Le 7 avril, la FIFA a annoncé des pertes annuelles de près de 350 millions d'euros. Un chiffre inhabituel expliqué par la situation interne actuelle, mais pas seulement. Et surtout, un résultat qui devrait être bien vite effacé.

369 millions de dollars. Le 7 avril, la FIFA rend public son dernier chiffre-clé et, pour une fois, il n’y est pas question de détournements, pots-de-vin et autres magouilles de la tentaculaire patronne du football mondial.
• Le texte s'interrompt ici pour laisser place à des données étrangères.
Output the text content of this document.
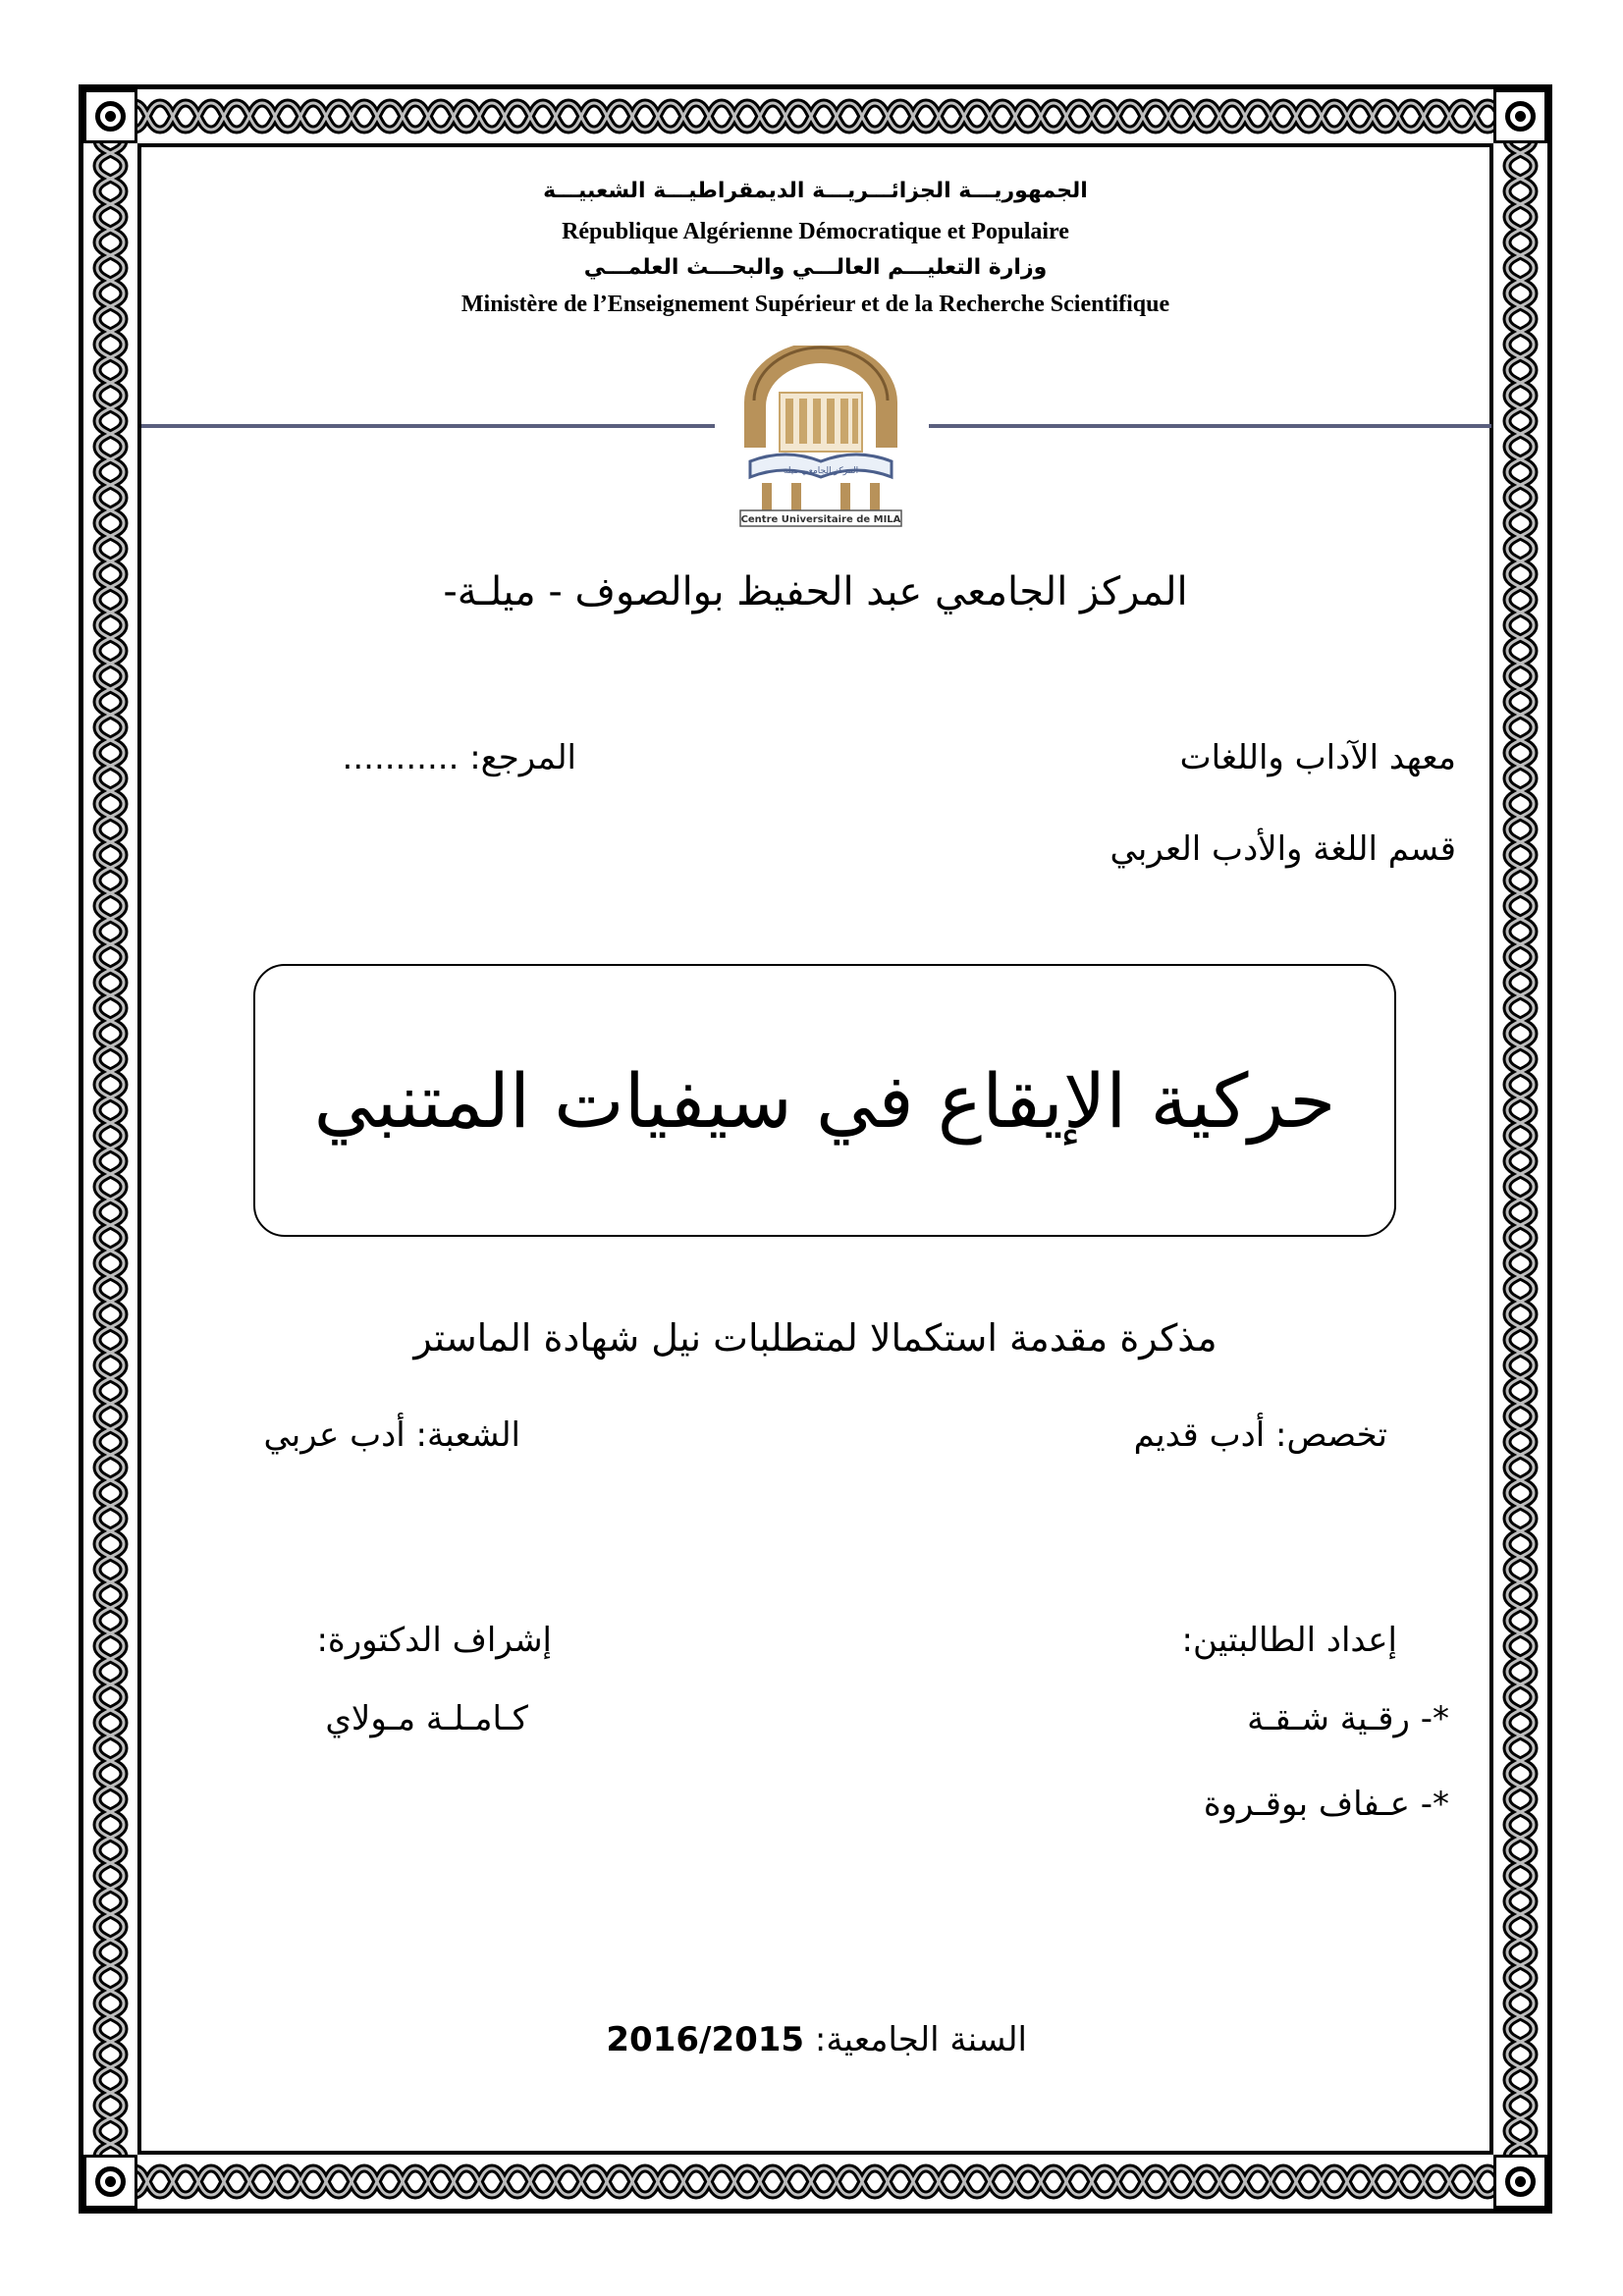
الجمهوريـــة الجزائـــريـــة الديمقراطيـــة الشعبيـــة
République Algérienne Démocratique et Populaire
وزارة التعليـــم العالـــي والبحـــث العلمـــي
Ministère de l’Enseignement Supérieur et de la Recherche Scientifique
المركز الجامعي ميلة
Centre Universitaire de MILA
المركز الجامعي عبد الحفيظ بوالصوف - ميلـة-
معهد الآداب واللغات
المرجع: ...........
قسم اللغة والأدب العربي
حركية الإيقاع في سيفيات المتنبي
مذكرة مقدمة استكمالا لمتطلبات نيل شهادة الماستر
تخصص: أدب قديم
الشعبة: أدب عربي
إعداد الطالبتين:
إشراف الدكتورة:
*- رقـية شـقـة
كـامـلـة مـولاي
*- عـفاف بوقـروة
السنة الجامعية: 2016/2015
Enfin, pas directement. Ces 369 millions de dollars, soit 347 millions d’euros, représentent les pertes nettes réalisées par l’organisation sur l’année 2016. Et si le rapport financier évoque en exergue « les enquêtes en cours portant sur d’anciens dirigeants de la FIFA » , Alejandro Domínguez, le patron de la Commission des finances, ne semble pas inquiet pour autant, car « l’instance a confirmé ses objectifs en matière de revenus » . Mais alors, la FIFA serait-elle subitement devenue une œuvre de charité distribuant son argent sans regarder à la dépense ? Non, évidemment. Au contraire même : en bonne gestionnaire de ses intérêts, elle sait qu’il faut parfois investir avant de pouvoir engranger les fruits de son effort. Mieux, c’est l’essence de l’activité de la Fédération internationale de football association.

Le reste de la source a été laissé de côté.